To get the best suggestions, you should fill out the following. 

* Information required for mortgage arrears and negative equity questions*

With Negative Equity of €140k and arrears of €90k, you might be able to go for a PIA.

Brendan


----------



## comer911 (13 Jan 2017)

Brendan Burgess said:


> Hi comer
> 
> To get the best suggestions, you should fill out the following.
> 
> ...


Brendan,
I am reluctant to post more information, other than to say household income is secure going forward at €4000 pm net. No Credit Union, no cards, no loans other that the mortgage. Health issues are costing extra but are not a threat to income. Would like to keep house but it is never going to be worth whats owed to the bank. I know that professional advice  and assistance will be required eventually, but would feel better if I had some more knowledge and information before I get into the official process. Many posters on here seem experienced and knowledgeable in how these banks operate and how they  generally handle these cases. Would just like to know what is the range of restructure options normally offered by KBC. Someone familier with the workings of IMHO told me informally that the best I could hope for from the bank was an offer of a split mortgage. This is an option that I do not want, it will not fix the problem, just pushes it out to the future. At least one poster on here said they were familiar with the inner workings of KBC, so if anyone can tell me what to expect, or how best to present things, it would help me to feel better about the whole mess.


----------



## demoivre (16 Jan 2017)

Given your ages, and the fact banks usually don't give out mortgages which involve folks making repayments after aged 70, your restructure options are limited. The split is probably the best you can hope for and a 50:50 split is the most KBC will do. AFAIK with KBC the warehoused portion is interest free so it's not all bad news, particularly if inflation returns to normal levels and house prices continue to rise at 5 or 6% per annum. If your incomes rise over the new mortgage term a portion of the increase would be used to pay down the warehoused portion.


----------



## Bronte (16 Jan 2017)

Why are you relucant to post more details.  It's the only way to get proper advice.  Why don't you want a split mortgage.  What do you want?


----------



## comer911 (16 Jan 2017)

demoivre, thank you for your post, it was informative and positive.
Bronte, my circumstances are quite unique and I am fearful it may be possible to identify my case if I commit too much detail to paper. I believe there is sufficient information in the original post to get informed, and helpful advice from someone who is more experienced and knowledgeable in the way the bank may respond. But thank you anyway.


----------



## TLO (17 Jan 2017)

The best that you will get by means of an "informal agreement" with KBC, or most lenders, is a partial warehouse.  You could force the issue by applying for a "no-veto" PIA, which is a "formal agreement".  Once in place, it has the effect of writing the mortgage down to approximately the value of the house, and the monthly payments too.  It is particularly useful where there is a desire to retain a family home that is deep in negative equity.  Just to note, the mortgage must have been in arrears on 1 January 2015.  Noting arrears of €90k, chances are that the mortgage in this case was.

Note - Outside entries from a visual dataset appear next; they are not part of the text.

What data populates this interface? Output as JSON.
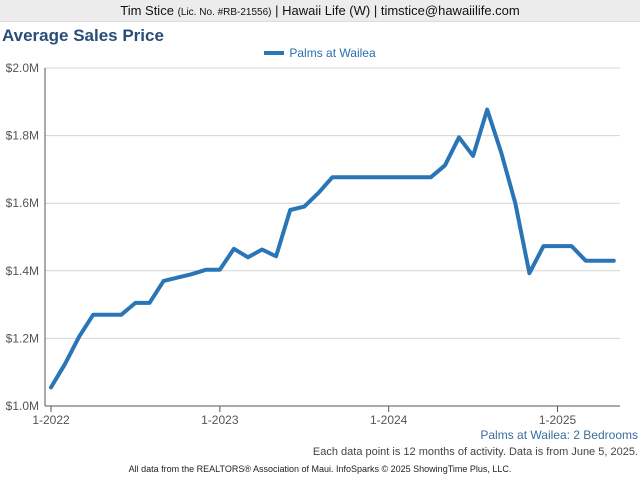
{
  "header": {
    "name": "Tim Stice",
    "license": "(Lic. No. #RB-21556)",
    "rest": "| Hawaii Life (W) | timstice@hawaiilife.com"
  },
  "chart_data": {
    "type": "line",
    "title": "Average Sales Price",
    "subtitle": "Palms at Wailea: 2 Bedrooms",
    "note": "Each data point is 12 months of activity. Data is from June 5, 2025.",
    "x_tick_labels": [
      "1-2022",
      "1-2023",
      "1-2024",
      "1-2025"
    ],
    "y_tick_labels": [
      "$1.0M",
      "$1.2M",
      "$1.4M",
      "$1.6M",
      "$1.8M",
      "$2.0M"
    ],
    "ylim": [
      1000000,
      2000000
    ],
    "y_ticks": [
      1000000,
      1200000,
      1400000,
      1600000,
      1800000,
      2000000
    ],
    "legend_position": "top-center",
    "grid": true,
    "x": [
      "2022-01",
      "2022-02",
      "2022-03",
      "2022-04",
      "2022-05",
      "2022-06",
      "2022-07",
      "2022-08",
      "2022-09",
      "2022-10",
      "2022-11",
      "2022-12",
      "2023-01",
      "2023-02",
      "2023-03",
      "2023-04",
      "2023-05",
      "2023-06",
      "2023-07",
      "2023-08",
      "2023-09",
      "2023-10",
      "2023-11",
      "2023-12",
      "2024-01",
      "2024-02",
      "2024-03",
      "2024-04",
      "2024-05",
      "2024-06",
      "2024-07",
      "2024-08",
      "2024-09",
      "2024-10",
      "2024-11",
      "2024-12",
      "2025-01",
      "2025-02",
      "2025-03",
      "2025-04",
      "2025-05"
    ],
    "series": [
      {
        "name": "Palms at Wailea",
        "color": "#2a75b6",
        "values": [
          1055000,
          1125000,
          1205000,
          1270000,
          1270000,
          1270000,
          1305000,
          1305000,
          1370000,
          1380000,
          1390000,
          1403000,
          1403000,
          1465000,
          1440000,
          1463000,
          1443000,
          1580000,
          1590000,
          1630000,
          1677000,
          1677000,
          1677000,
          1677000,
          1677000,
          1677000,
          1677000,
          1677000,
          1712000,
          1795000,
          1740000,
          1877000,
          1750000,
          1600000,
          1393000,
          1473000,
          1473000,
          1473000,
          1430000,
          1430000,
          1430000
        ]
      }
    ]
  },
  "footer": {
    "text": "All data from the REALTORS® Association of Maui. InfoSparks © 2025 ShowingTime Plus, LLC."
  }
}
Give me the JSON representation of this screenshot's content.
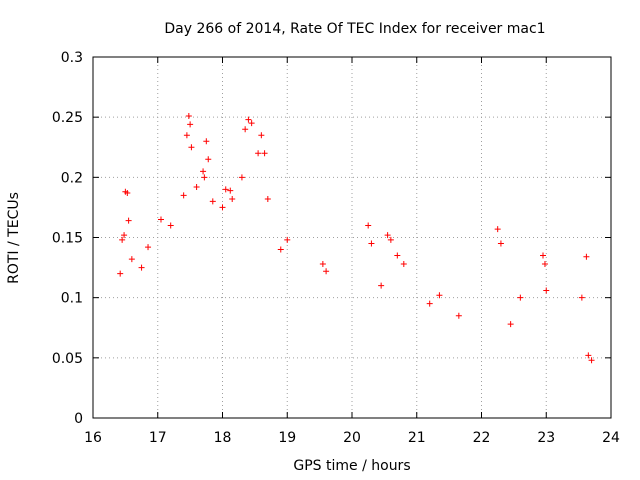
{
  "chart_data": {
    "type": "scatter",
    "title": "Day 266 of 2014, Rate Of TEC Index for receiver mac1",
    "xlabel": "GPS time / hours",
    "ylabel": "ROTI / TECUs",
    "xlim": [
      16,
      24
    ],
    "ylim": [
      0,
      0.3
    ],
    "xticks": [
      16,
      17,
      18,
      19,
      20,
      21,
      22,
      23,
      24
    ],
    "xtick_labels": [
      "16",
      "17",
      "18",
      "19",
      "20",
      "21",
      "22",
      "23",
      "24"
    ],
    "yticks": [
      0,
      0.05,
      0.1,
      0.15,
      0.2,
      0.25,
      0.3
    ],
    "ytick_labels": [
      "0",
      "0.05",
      "0.1",
      "0.15",
      "0.2",
      "0.25",
      "0.3"
    ],
    "grid": true,
    "marker": "plus",
    "series": [
      {
        "name": "ROTI",
        "color": "#ff0000",
        "points": [
          [
            16.42,
            0.12
          ],
          [
            16.45,
            0.148
          ],
          [
            16.48,
            0.152
          ],
          [
            16.5,
            0.188
          ],
          [
            16.53,
            0.187
          ],
          [
            16.55,
            0.164
          ],
          [
            16.6,
            0.132
          ],
          [
            16.75,
            0.125
          ],
          [
            16.85,
            0.142
          ],
          [
            17.05,
            0.165
          ],
          [
            17.2,
            0.16
          ],
          [
            17.4,
            0.185
          ],
          [
            17.45,
            0.235
          ],
          [
            17.48,
            0.251
          ],
          [
            17.5,
            0.244
          ],
          [
            17.52,
            0.225
          ],
          [
            17.6,
            0.192
          ],
          [
            17.7,
            0.205
          ],
          [
            17.72,
            0.2
          ],
          [
            17.75,
            0.23
          ],
          [
            17.78,
            0.215
          ],
          [
            17.85,
            0.18
          ],
          [
            18.0,
            0.175
          ],
          [
            18.05,
            0.19
          ],
          [
            18.12,
            0.189
          ],
          [
            18.15,
            0.182
          ],
          [
            18.3,
            0.2
          ],
          [
            18.35,
            0.24
          ],
          [
            18.4,
            0.248
          ],
          [
            18.45,
            0.245
          ],
          [
            18.55,
            0.22
          ],
          [
            18.6,
            0.235
          ],
          [
            18.65,
            0.22
          ],
          [
            18.7,
            0.182
          ],
          [
            18.9,
            0.14
          ],
          [
            19.0,
            0.148
          ],
          [
            19.55,
            0.128
          ],
          [
            19.6,
            0.122
          ],
          [
            20.25,
            0.16
          ],
          [
            20.3,
            0.145
          ],
          [
            20.45,
            0.11
          ],
          [
            20.55,
            0.152
          ],
          [
            20.6,
            0.148
          ],
          [
            20.7,
            0.135
          ],
          [
            20.8,
            0.128
          ],
          [
            21.2,
            0.095
          ],
          [
            21.35,
            0.102
          ],
          [
            21.65,
            0.085
          ],
          [
            22.25,
            0.157
          ],
          [
            22.3,
            0.145
          ],
          [
            22.45,
            0.078
          ],
          [
            22.6,
            0.1
          ],
          [
            22.95,
            0.135
          ],
          [
            22.98,
            0.128
          ],
          [
            23.0,
            0.106
          ],
          [
            23.55,
            0.1
          ],
          [
            23.62,
            0.134
          ],
          [
            23.65,
            0.052
          ],
          [
            23.7,
            0.048
          ]
        ]
      }
    ]
  }
}
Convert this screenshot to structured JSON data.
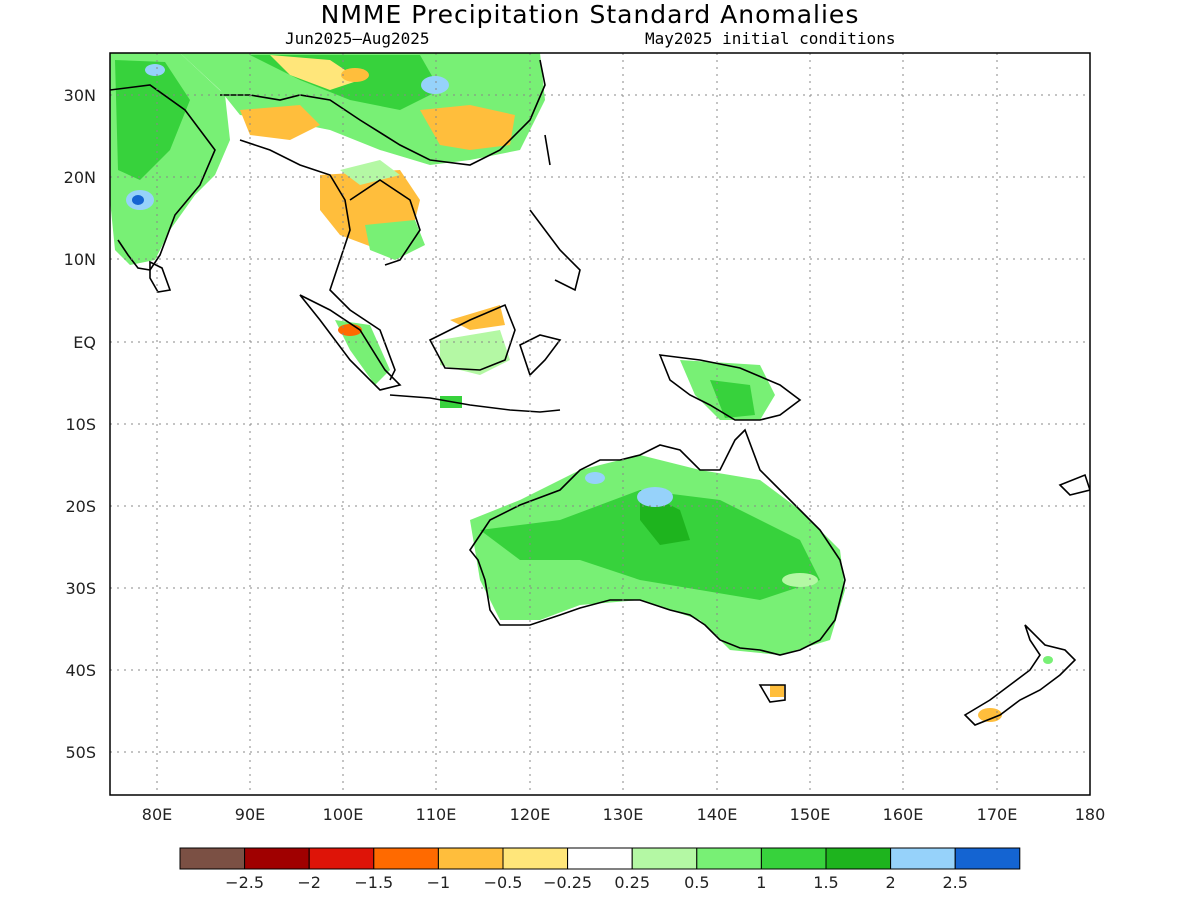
{
  "title": "NMME Precipitation Standard Anomalies",
  "subtitle_left": "Jun2025–Aug2025",
  "subtitle_right": "May2025 initial conditions",
  "lat_labels": [
    "30N",
    "20N",
    "10N",
    "EQ",
    "10S",
    "20S",
    "30S",
    "40S",
    "50S"
  ],
  "lon_labels": [
    "80E",
    "90E",
    "100E",
    "110E",
    "120E",
    "130E",
    "140E",
    "150E",
    "160E",
    "170E",
    "180"
  ],
  "colorbar": {
    "labels": [
      "−2.5",
      "−2",
      "−1.5",
      "−1",
      "−0.5",
      "−0.25",
      "0.25",
      "0.5",
      "1",
      "1.5",
      "2",
      "2.5"
    ],
    "colors": [
      "#7b5044",
      "#a00000",
      "#de1408",
      "#ff6a00",
      "#ffbe3c",
      "#ffe67a",
      "#ffffff",
      "#b4f8a4",
      "#78f075",
      "#37d23c",
      "#1eb41e",
      "#96d2fa",
      "#1464d2"
    ]
  }
}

It is quite a process to go through, but the big advantage is that it gets imposed on the lender.  So even if the lender doesn't agree they still have to accept the court's ruling.


----------



## comer911 (20 Jan 2017)

TLO, 
Knowledge is vital. The more advice and information you can get, the clearer the problem and the resolution becomes. The more confident you can feel about your situation, the easier it is to find the right solution. Many thanks to all for your posts.


----------



## comer911 (12 Feb 2017)

Some updates on my situation. 
I have been working towards getting an informal arrangement with the bank. 
Unfortunately, I cannot afford the restructure offered, as the interest rate being applied is too high and the term too short. There is now no further movement from the bank, so at this point it is most likely that they will quickly demand full repayment of the mortgage. I cannot pay this amount, so repossession proceedings will eventually be started. I know this can be delayed for some time, but it would be a difficult process, with only one eventual outcome, the house being sold.  
A group of family members may now be in a position to make an offer to buy the house from the bank, at market value and rent it back to me for life. This would save a lot of embarrassment and heartache for me, and would give the bank a better return than costly repossession and forced sale.
Would the bank agree to such an offer, and how best should a proposal like this be put to them. Would it be prudent to use a Solicitor or Accountant, or are there specialized agencies who would handle this.
Again, any advice would be much appreciated.


----------



## comer911 (17 Feb 2017)

Any advice, opinion, or suggestion on this topic would be welcome.
Thanks.


----------



## cremeegg (17 Feb 2017)

Have you considered the PIA as suggested by TLO it seems like your best option.

Bringing family money into a situation like this is usually a bad idea. 

The bank are unlikely to sell if they know that your family members are involved in the purchase , except perhaps through a public auction. It creates the impression that a "deal" was done, no bank employee can afford this.


----------